De l’objectivité journalistique

Quand on regarde nos plateaux de télé plutôt défaitistes quant à la guerre impérialiste russe menée contre l’Ukraine, on se pose la question du rapport entre la position d’un journaliste ou d’un expert qui relate les faits, le plus souvent sans les déformer, et sa grille de lecture qui, elle, lui permet d’interpréter les faits. Avant d’analyser plus généralement ce rapport, revenons au texte de Paul Marie1, intitulé « Olivier Kempf est-il un vecteur de la propagande douce russe ? », que nous avons publié dans le numéro précédent de notre newsletter. 

Ce texte a produit beaucoup de commentaires sur des réseaux sociaux et dans les courriers qui nous ont été adressés. Les uns le croient très utile et nous félicitent de l’avoir publié, les autres le critiquent vivement se concentrant principalement sur un point sensible.

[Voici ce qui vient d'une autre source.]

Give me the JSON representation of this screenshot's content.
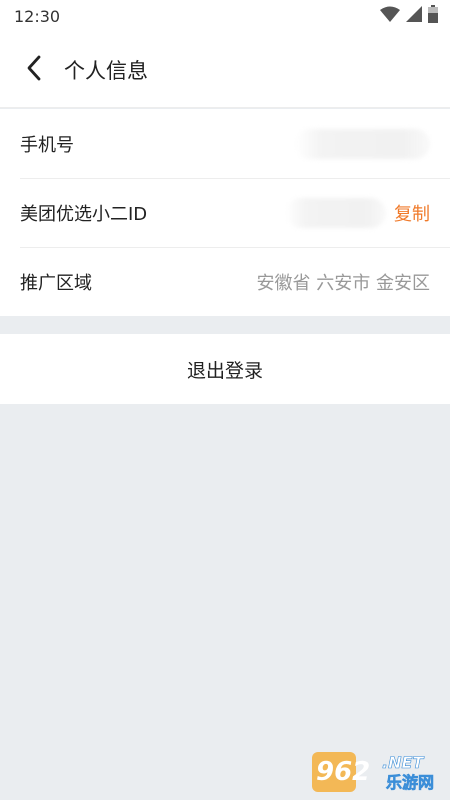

Le général Kempf est un expert militaire estimé, qui fréquente souvent des plateaux télévisés et s’exprime dans différents médias, et il se targue toujours d’être impartial. Or il se trouve que ses analyses concernant la situation en Ukraine sont toujours pessimistes et parfois erronées. Comment l’expliquer? Paul Marie a donc essayé d’analyser non seulement ce que dit Kempf, mais de voir de près son entourage, ses liens sur X, etc. Et là, il s’avère que le général a des fréquentations, disons, un peu spéciales, plutôt à droite du RN.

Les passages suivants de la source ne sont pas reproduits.